If you want to see all your windows in all your Spaces, you need to reveal all your Spaces first (by pressing F8), and then use Exposé, which will work in the minimized Spaces: each window will be scaled to fit the minimized representation of its Space. Currently, before Spaces, all your windows would be minimized to fit the entire screen. That will no longer be the case when you have Spaces. If a Space has too many windows, Exposé will make them miniscule, while windows dwelling in other, less crowded Spaces will be scaled to large enough sizes.

If you have problems picturing it all, this Google video I found should help.

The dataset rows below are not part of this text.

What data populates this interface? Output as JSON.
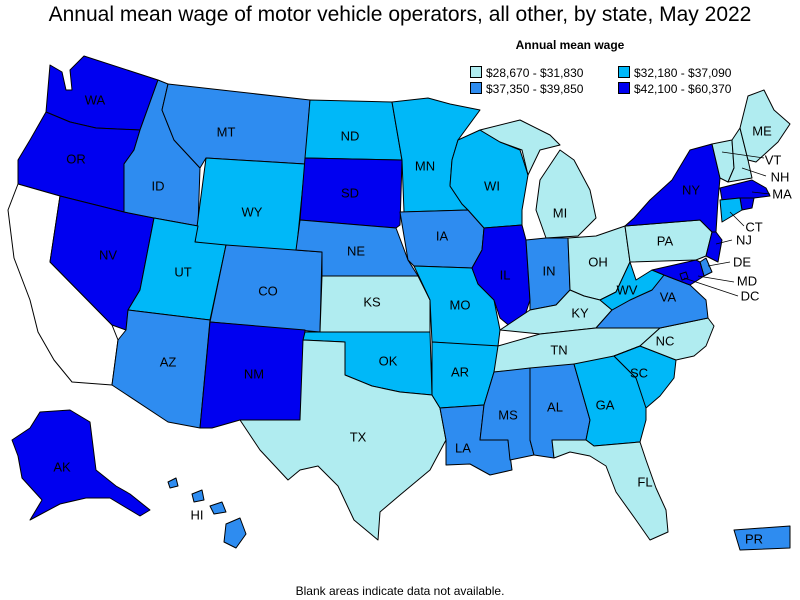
{
  "title": "Annual mean wage of motor vehicle operators, all other, by state, May 2022",
  "legend": {
    "title": "Annual mean wage",
    "bins": [
      {
        "id": "b1",
        "label": "$28,670 - $31,830",
        "color": "#b0ecf0"
      },
      {
        "id": "b2",
        "label": "$32,180 - $37,090",
        "color": "#00b8f8"
      },
      {
        "id": "b3",
        "label": "$37,350 - $39,850",
        "color": "#2e8cf0"
      },
      {
        "id": "b4",
        "label": "$42,100 - $60,370",
        "color": "#0000f0"
      }
    ]
  },
  "no_data_color": "#ffffff",
  "footnote": "Blank areas indicate data not available.",
  "states": {
    "WA": "b4",
    "OR": "b4",
    "CA": null,
    "NV": "b4",
    "ID": "b3",
    "MT": "b3",
    "WY": "b2",
    "UT": "b2",
    "AZ": "b3",
    "CO": "b3",
    "NM": "b4",
    "ND": "b2",
    "SD": "b4",
    "NE": "b3",
    "KS": "b1",
    "OK": "b2",
    "TX": "b1",
    "MN": "b2",
    "IA": "b3",
    "MO": "b2",
    "AR": "b2",
    "LA": "b3",
    "WI": "b2",
    "IL": "b4",
    "MI": "b1",
    "IN": "b3",
    "OH": "b1",
    "KY": "b1",
    "TN": "b1",
    "MS": "b3",
    "AL": "b3",
    "GA": "b2",
    "FL": "b1",
    "SC": "b2",
    "NC": "b1",
    "VA": "b3",
    "WV": "b2",
    "PA": "b1",
    "NY": "b4",
    "VT": "b1",
    "NH": "b1",
    "ME": "b1",
    "MA": "b4",
    "RI": "b4",
    "CT": "b2",
    "NJ": "b4",
    "DE": "b3",
    "MD": "b4",
    "DC": "b4",
    "AK": "b4",
    "HI": "b3",
    "PR": "b3"
  },
  "labels": {
    "WA": "WA",
    "OR": "OR",
    "NV": "NV",
    "ID": "ID",
    "MT": "MT",
    "WY": "WY",
    "UT": "UT",
    "AZ": "AZ",
    "CO": "CO",
    "NM": "NM",
    "ND": "ND",
    "SD": "SD",
    "NE": "NE",
    "KS": "KS",
    "OK": "OK",
    "TX": "TX",
    "MN": "MN",
    "IA": "IA",
    "MO": "MO",
    "AR": "AR",
    "LA": "LA",
    "WI": "WI",
    "IL": "IL",
    "MI": "MI",
    "IN": "IN",
    "OH": "OH",
    "KY": "KY",
    "TN": "TN",
    "MS": "MS",
    "AL": "AL",
    "GA": "GA",
    "FL": "FL",
    "SC": "SC",
    "NC": "NC",
    "VA": "VA",
    "WV": "WV",
    "PA": "PA",
    "NY": "NY",
    "VT": "VT",
    "NH": "NH",
    "ME": "ME",
    "MA": "MA",
    "CT": "CT",
    "NJ": "NJ",
    "DE": "DE",
    "MD": "MD",
    "DC": "DC",
    "AK": "AK",
    "HI": "HI",
    "PR": "PR"
  }
}
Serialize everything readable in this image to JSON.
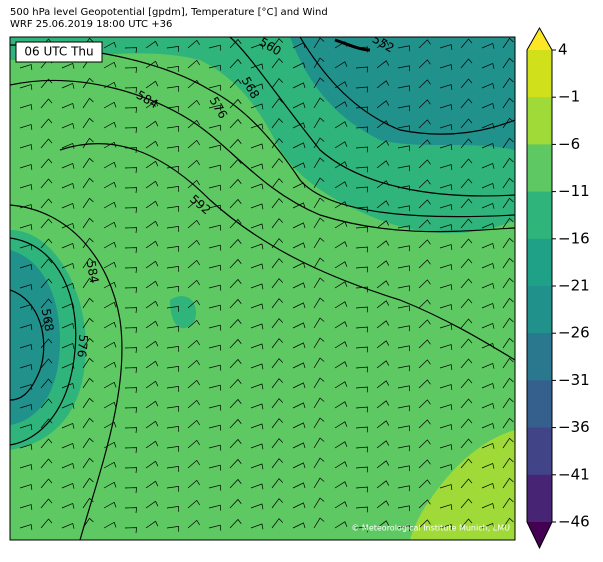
{
  "header": {
    "line1": "500 hPa level Geopotential [gpdm], Temperature [°C] and Wind",
    "line2": "WRF 25.06.2019 18:00 UTC +36"
  },
  "time_label": "06 UTC Thu",
  "contour_labels": [
    560,
    552,
    568,
    576,
    584,
    592,
    584,
    568,
    576
  ],
  "credit": "© Meteorological Institute Munich, LMU",
  "colorbar": {
    "ticks": [
      4,
      {
        "value": -1,
        "label": "−1"
      },
      {
        "value": -6,
        "label": "−6"
      },
      {
        "value": -11,
        "label": "−11"
      },
      {
        "value": -16,
        "label": "−16"
      },
      {
        "value": -21,
        "label": "−21"
      },
      {
        "value": -26,
        "label": "−26"
      },
      {
        "value": -31,
        "label": "−31"
      },
      {
        "value": -36,
        "label": "−36"
      },
      {
        "value": -41,
        "label": "−41"
      },
      {
        "value": -46,
        "label": "−46"
      }
    ],
    "colors": [
      "#fde725",
      "#d0e11c",
      "#a0da39",
      "#5ec962",
      "#2fb47c",
      "#1fa187",
      "#21918c",
      "#2a788e",
      "#355f8d",
      "#414487",
      "#482475",
      "#440154"
    ]
  }
}
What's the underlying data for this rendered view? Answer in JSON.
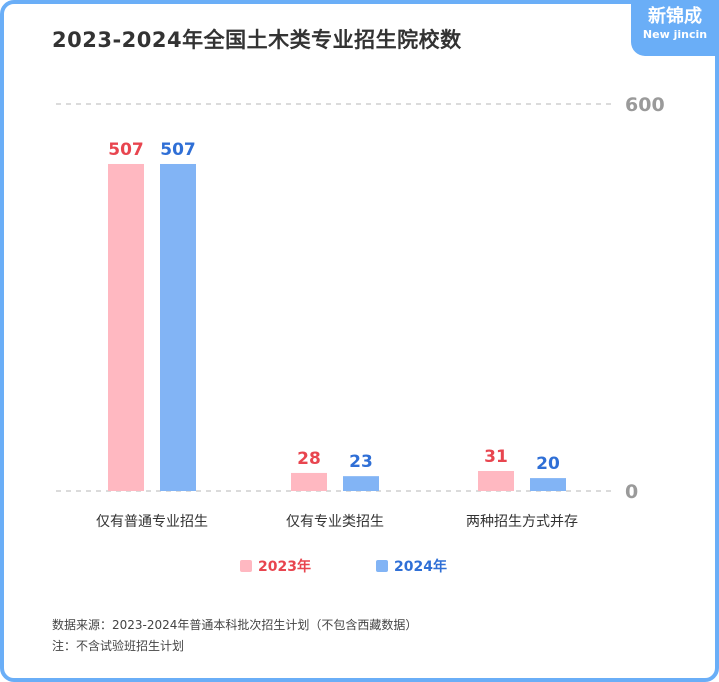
{
  "title": "2023-2024年全国土木类专业招生院校数",
  "logo": {
    "cn": "新锦成",
    "en": "New jincin"
  },
  "colors": {
    "series2023": "#ffb8c1",
    "series2024": "#82b4f5",
    "label2023": "#e8454f",
    "label2024": "#2f6fd6",
    "accent": "#6aaef7"
  },
  "chart_data": {
    "type": "bar",
    "categories": [
      "仅有普通专业招生",
      "仅有专业类招生",
      "两种招生方式并存"
    ],
    "series": [
      {
        "name": "2023年",
        "values": [
          507,
          28,
          31
        ]
      },
      {
        "name": "2024年",
        "values": [
          507,
          23,
          20
        ]
      }
    ],
    "ylim": [
      0,
      600
    ],
    "yticks": [
      "0",
      "600"
    ],
    "legend": "bottom",
    "grid": true
  },
  "footnotes": {
    "source": "数据来源：2023-2024年普通本科批次招生计划（不包含西藏数据）",
    "note": "注：不含试验班招生计划"
  }
}
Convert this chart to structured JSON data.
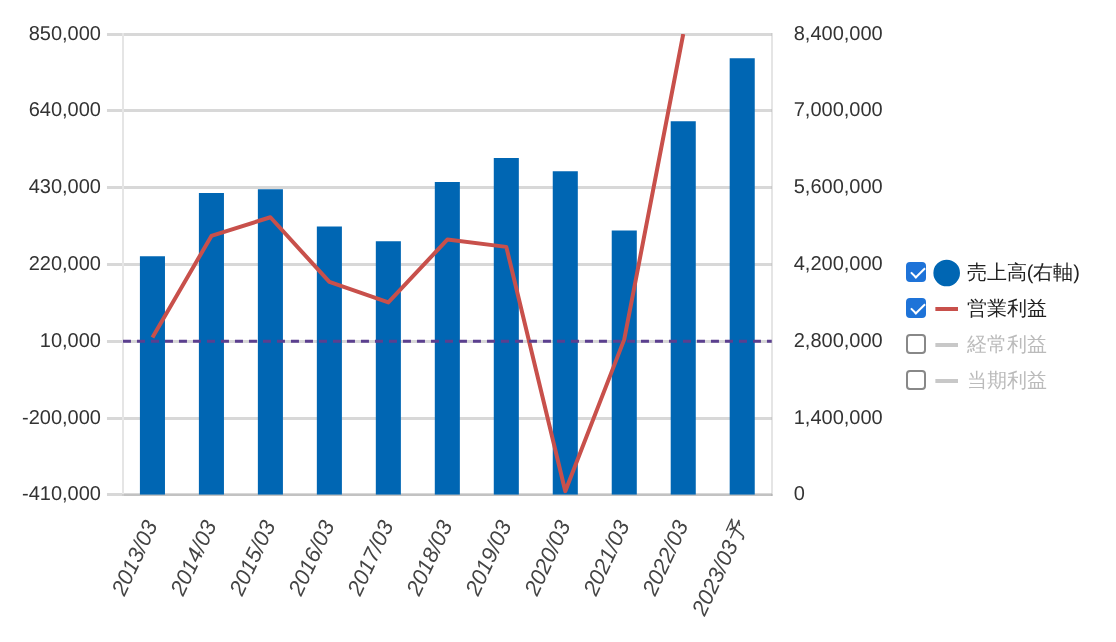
{
  "chart_data": {
    "type": "bar",
    "categories": [
      "2013/03",
      "2014/03",
      "2015/03",
      "2016/03",
      "2017/03",
      "2018/03",
      "2019/03",
      "2020/03",
      "2021/03",
      "2022/03",
      "2023/03予"
    ],
    "series": [
      {
        "name": "売上高(右軸)",
        "axis": "y2",
        "color": "#0066b3",
        "values": [
          4350000,
          5500000,
          5570000,
          4890000,
          4620000,
          5700000,
          6140000,
          5900000,
          4820000,
          6810000,
          7960000
        ]
      },
      {
        "name": "営業利益",
        "type": "line",
        "axis": "y",
        "color": "#c8504b",
        "values": [
          20000,
          298000,
          349000,
          172000,
          116000,
          288000,
          268000,
          -400000,
          15000,
          850000,
          null
        ]
      },
      {
        "name": "経常利益",
        "type": "line",
        "axis": "y",
        "color": "#c8c8c8",
        "values": [
          null,
          null,
          null,
          null,
          null,
          null,
          null,
          null,
          null,
          null,
          null
        ]
      },
      {
        "name": "当期利益",
        "type": "line",
        "axis": "y",
        "color": "#c8c8c8",
        "values": [
          null,
          null,
          null,
          null,
          null,
          null,
          null,
          null,
          null,
          null,
          null
        ]
      }
    ],
    "ylim": [
      -410000,
      850000
    ],
    "yticks": [
      {
        "value": -410000,
        "label": "-410,000"
      },
      {
        "value": -200000,
        "label": "-200,000"
      },
      {
        "value": 10000,
        "label": "10,000"
      },
      {
        "value": 220000,
        "label": "220,000"
      },
      {
        "value": 430000,
        "label": "430,000"
      },
      {
        "value": 640000,
        "label": "640,000"
      },
      {
        "value": 850000,
        "label": "850,000"
      }
    ],
    "y2lim": [
      0,
      8400000
    ],
    "y2ticks": [
      0,
      {
        "value": 1400000,
        "label": "1,400,000"
      },
      {
        "value": 2800000,
        "label": "2,800,000"
      },
      {
        "value": 4200000,
        "label": "4,200,000"
      },
      {
        "value": 5600000,
        "label": "5,600,000"
      },
      {
        "value": 7000000,
        "label": "7,000,000"
      },
      {
        "value": 8400000,
        "label": "8,400,000"
      }
    ],
    "ref_lines": [
      {
        "axis": "y",
        "value": 10000,
        "color": "#5b3f8f",
        "line_style": "dashed"
      }
    ],
    "grid": "y",
    "legend": "right",
    "marker": "none",
    "line_style": "solid"
  }
}
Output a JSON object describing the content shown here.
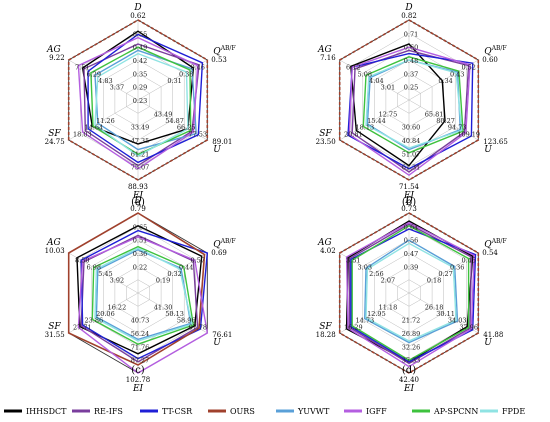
{
  "legend": [
    {
      "name": "IHHSDCT",
      "color": "#000000"
    },
    {
      "name": "RE-IFS",
      "color": "#7a3e9d"
    },
    {
      "name": "TT-CSR",
      "color": "#1f1fd6"
    },
    {
      "name": "OURS",
      "color": "#a0412d"
    },
    {
      "name": "YUVWT",
      "color": "#5aa0d8"
    },
    {
      "name": "IGFF",
      "color": "#b45ee0"
    },
    {
      "name": "AP-SPCNN",
      "color": "#3ec23e"
    },
    {
      "name": "FPDE",
      "color": "#8fe3e3"
    }
  ],
  "axis_names": [
    "D",
    "Q^AB/F",
    "U",
    "EI",
    "SF",
    "AG"
  ],
  "chart_data": [
    {
      "type": "radar",
      "panel_label": "(a)",
      "axes": [
        "D",
        "Q^AB/F",
        "U",
        "EI",
        "SF",
        "AG"
      ],
      "outer_labels": [
        "0.62",
        "0.53",
        "89.01",
        "88.93",
        "24.75",
        "9.22"
      ],
      "ring_labels": {
        "D": [
          "0.55",
          "0.49",
          "0.42",
          "0.35",
          "0.29",
          "0.23"
        ],
        "Q^AB/F": [
          "0.46",
          "0.38",
          "0.31"
        ],
        "U": [
          "77.53",
          "66.25",
          "54.87",
          "43.49"
        ],
        "EI": [
          "75.07",
          "61.21",
          "47.35",
          "33.49"
        ],
        "SF": [
          "18.03",
          "14.64",
          "11.26"
        ],
        "AG": [
          "7.51",
          "6.29",
          "4.83",
          "3.37"
        ]
      },
      "series": [
        {
          "name": "IHHSDCT",
          "values": [
            0.86,
            0.8,
            0.72,
            0.55,
            0.66,
            0.8
          ]
        },
        {
          "name": "RE-IFS",
          "values": [
            0.7,
            0.88,
            0.78,
            0.82,
            0.76,
            0.78
          ]
        },
        {
          "name": "TT-CSR",
          "values": [
            0.82,
            0.93,
            0.87,
            0.78,
            0.72,
            0.72
          ]
        },
        {
          "name": "OURS",
          "values": [
            1.0,
            1.0,
            1.0,
            1.0,
            1.0,
            1.0
          ]
        },
        {
          "name": "YUVWT",
          "values": [
            0.62,
            0.78,
            0.84,
            0.62,
            0.58,
            0.62
          ]
        },
        {
          "name": "IGFF",
          "values": [
            0.78,
            0.86,
            0.8,
            0.86,
            0.8,
            0.86
          ]
        },
        {
          "name": "AP-SPCNN",
          "values": [
            0.66,
            0.75,
            0.76,
            0.68,
            0.65,
            0.68
          ]
        },
        {
          "name": "FPDE",
          "values": [
            0.58,
            0.7,
            0.72,
            0.7,
            0.62,
            0.58
          ]
        }
      ]
    },
    {
      "type": "radar",
      "panel_label": "(b)",
      "axes": [
        "D",
        "Q^AB/F",
        "U",
        "EI",
        "SF",
        "AG"
      ],
      "outer_labels": [
        "0.82",
        "0.60",
        "123.65",
        "71.54",
        "23.50",
        "7.16"
      ],
      "ring_labels": {
        "D": [
          "0.71",
          "0.60",
          "0.48",
          "0.37",
          "0.25"
        ],
        "Q^AB/F": [
          "0.52",
          "0.43",
          "0.34"
        ],
        "U": [
          "109.19",
          "94.73",
          "80.27",
          "65.81"
        ],
        "EI": [
          "61.31",
          "51.07",
          "40.84",
          "30.60"
        ],
        "SF": [
          "20.81",
          "18.13",
          "15.44",
          "12.75"
        ],
        "AG": [
          "6.12",
          "5.08",
          "4.04",
          "3.01"
        ]
      },
      "series": [
        {
          "name": "IHHSDCT",
          "values": [
            0.7,
            0.48,
            0.52,
            0.82,
            0.76,
            0.84
          ]
        },
        {
          "name": "RE-IFS",
          "values": [
            0.62,
            0.86,
            0.8,
            0.9,
            0.82,
            0.78
          ]
        },
        {
          "name": "TT-CSR",
          "values": [
            0.58,
            0.92,
            0.9,
            0.86,
            0.88,
            0.82
          ]
        },
        {
          "name": "OURS",
          "values": [
            1.0,
            1.0,
            1.0,
            1.0,
            1.0,
            1.0
          ]
        },
        {
          "name": "YUVWT",
          "values": [
            0.5,
            0.7,
            0.74,
            0.62,
            0.6,
            0.56
          ]
        },
        {
          "name": "IGFF",
          "values": [
            0.66,
            0.88,
            0.82,
            0.94,
            0.86,
            0.82
          ]
        },
        {
          "name": "AP-SPCNN",
          "values": [
            0.54,
            0.72,
            0.78,
            0.66,
            0.66,
            0.62
          ]
        },
        {
          "name": "FPDE",
          "values": [
            0.5,
            0.68,
            0.76,
            0.6,
            0.62,
            0.58
          ]
        }
      ]
    },
    {
      "type": "radar",
      "panel_label": "(c)",
      "axes": [
        "D",
        "Q^AB/F",
        "U",
        "EI",
        "SF",
        "AG"
      ],
      "outer_labels": [
        "0.79",
        "0.69",
        "76.61",
        "102.78",
        "31.55",
        "10.03"
      ],
      "ring_labels": {
        "D": [
          "0.65",
          "0.51",
          "0.36",
          "0.22"
        ],
        "Q^AB/F": [
          "0.57",
          "0.44",
          "0.32",
          "0.19"
        ],
        "U": [
          "67.78",
          "58.96",
          "50.13",
          "41.30"
        ],
        "EI": [
          "87.27",
          "71.76",
          "56.24",
          "40.73"
        ],
        "SF": [
          "27.71",
          "23.86",
          "20.06",
          "16.22"
        ],
        "AG": [
          "8.50",
          "6.98",
          "5.45",
          "3.92"
        ]
      },
      "series": [
        {
          "name": "IHHSDCT",
          "values": [
            0.84,
            0.92,
            0.82,
            0.76,
            0.84,
            0.88
          ]
        },
        {
          "name": "RE-IFS",
          "values": [
            0.72,
            0.8,
            0.86,
            0.86,
            0.82,
            0.78
          ]
        },
        {
          "name": "TT-CSR",
          "values": [
            0.78,
            1.0,
            0.9,
            0.82,
            0.8,
            0.82
          ]
        },
        {
          "name": "OURS",
          "values": [
            1.0,
            0.96,
            0.88,
            0.9,
            1.0,
            1.0
          ]
        },
        {
          "name": "YUVWT",
          "values": [
            0.54,
            0.62,
            0.76,
            0.58,
            0.6,
            0.58
          ]
        },
        {
          "name": "IGFF",
          "values": [
            0.7,
            0.82,
            1.0,
            1.0,
            0.86,
            0.8
          ]
        },
        {
          "name": "AP-SPCNN",
          "values": [
            0.58,
            0.66,
            0.8,
            0.64,
            0.66,
            0.64
          ]
        },
        {
          "name": "FPDE",
          "values": [
            0.56,
            0.6,
            0.78,
            0.6,
            0.62,
            0.6
          ]
        }
      ]
    },
    {
      "type": "radar",
      "panel_label": "(d)",
      "axes": [
        "D",
        "Q^AB/F",
        "U",
        "EI",
        "SF",
        "AG"
      ],
      "outer_labels": [
        "0.73",
        "0.54",
        "41.88",
        "42.40",
        "18.28",
        "4.02"
      ],
      "ring_labels": {
        "D": [
          "0.64",
          "0.56",
          "0.47",
          "0.39"
        ],
        "Q^AB/F": [
          "0.45",
          "0.36",
          "0.27",
          "0.18"
        ],
        "U": [
          "37.96",
          "34.03",
          "30.11",
          "26.18"
        ],
        "EI": [
          "37.33",
          "32.26",
          "26.89",
          "21.72"
        ],
        "SF": [
          "16.29",
          "14.73",
          "12.95",
          "11.18"
        ],
        "AG": [
          "3.51",
          "3.03",
          "2.56",
          "2.07"
        ]
      },
      "series": [
        {
          "name": "IHHSDCT",
          "values": [
            0.9,
            0.92,
            0.84,
            0.86,
            0.9,
            0.88
          ]
        },
        {
          "name": "RE-IFS",
          "values": [
            0.86,
            0.9,
            0.88,
            0.88,
            0.86,
            0.86
          ]
        },
        {
          "name": "TT-CSR",
          "values": [
            0.8,
            0.96,
            0.92,
            0.86,
            0.84,
            0.84
          ]
        },
        {
          "name": "OURS",
          "values": [
            1.0,
            1.0,
            1.0,
            1.0,
            1.0,
            1.0
          ]
        },
        {
          "name": "YUVWT",
          "values": [
            0.66,
            0.66,
            0.7,
            0.62,
            0.64,
            0.62
          ]
        },
        {
          "name": "IGFF",
          "values": [
            0.88,
            0.94,
            0.9,
            0.92,
            0.88,
            0.9
          ]
        },
        {
          "name": "AP-SPCNN",
          "values": [
            0.84,
            0.86,
            0.86,
            0.84,
            0.82,
            0.82
          ]
        },
        {
          "name": "FPDE",
          "values": [
            0.62,
            0.64,
            0.68,
            0.6,
            0.62,
            0.6
          ]
        }
      ]
    }
  ]
}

I would certainly prefer a solution where all my windows in all my Spaces would be scaled down and distributed to fit on the full screen. First, it would be a much better use of screen space. Second, for me, Exposé is all about revealing everything (as implied by its name). If I hit F9, I do that because I don't want to worry about switching apps or moving windows out of sight: I want to see everything. And no, I don't want to worry about Spaces either when I hit F9. And third, I don't want to use two consecutive keystrokes instead of one.

I think Spaces basically breaks Exposé in their current implementation. I'm not saying that the current solution is without merit, several users may actually prefer it to the alternative that I miss. But I don't see any reason why Apple couldn't implement that one as well. I certainly think we need a way to let Exposé minimize all windows on one screen, ignoring Spaces.

If you have any information suggesting that such functionality is available or is being planned, please let me know.